В комнату вошел новый посетитель, в гороховом пальто, в картузе с наушниками, с дорожным мешком в руках и с большим дождевым зонтиком. Господин этот, не обращая никакого внимания на своих соседей, уселся за столик, поставил около себя мешок, отдал трактирному мальчику зонтик с картузом и, потирая руки, крякнул в ожидании ветчины с хренком.

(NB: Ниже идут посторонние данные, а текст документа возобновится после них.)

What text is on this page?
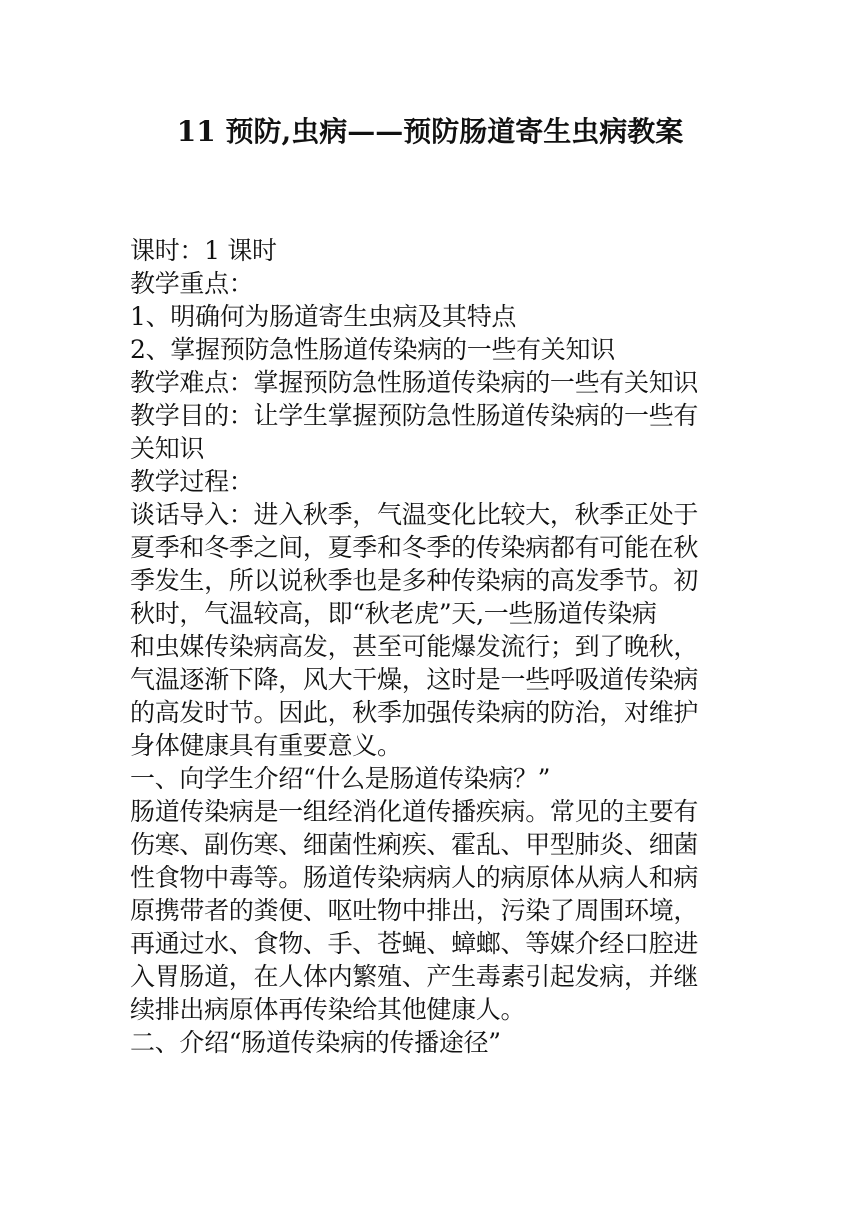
11 预防,虫病——预防肠道寄生虫病教案

课时：1 课时

教学重点：

1、明确何为肠道寄生虫病及其特点

2、掌握预防急性肠道传染病的一些有关知识

教学难点：掌握预防急性肠道传染病的一些有关知识

教学目的：让学生掌握预防急性肠道传染病的一些有

关知识

教学过程：

谈话导入：进入秋季，气温变化比较大，秋季正处于

夏季和冬季之间，夏季和冬季的传染病都有可能在秋

季发生，所以说秋季也是多种传染病的高发季节。初

秋时，气温较高，即“秋老虎”天,一些肠道传染病

和虫媒传染病高发，甚至可能爆发流行；到了晚秋，

气温逐渐下降，风大干燥，这时是一些呼吸道传染病

的高发时节。因此，秋季加强传染病的防治，对维护

身体健康具有重要意义。

一、向学生介绍“什么是肠道传染病？”

肠道传染病是一组经消化道传播疾病。常见的主要有

伤寒、副伤寒、细菌性痢疾、霍乱、甲型肺炎、细菌

性食物中毒等。肠道传染病病人的病原体从病人和病

原携带者的粪便、呕吐物中排出，污染了周围环境，

再通过水、食物、手、苍蝇、蟑螂、等媒介经口腔进

入胃肠道，在人体内繁殖、产生毒素引起发病，并继

续排出病原体再传染给其他健康人。

二、介绍“肠道传染病的传播途径”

— Слышь, Павлуха, — шепнул один из рабочих другому, когда господин этот проходил через общую комнату, — чтобы мне с этого места не встать, если я его не видал нонче у нас на барже!
— Может, и он; нам што...
— Нет, только чудно, что с рожи как есть он, одежа не та!
— Да тебе-то што?
— А мне наплевать! Кипяточку бы... парень!
— Огурцов соленых кто требовал? — звонко кричал мальчишка в красной рубашке, помахивая над головой тарелкой с огурцами.
— Ну, а из «Уральскаго»? — спрашивал капитанский помощник.
— Там уже подряжены киргизы везти до Казалы на верблюдах; а там по Сыр-Дарье на пароходе. В первых числах сентября должны быть на месте!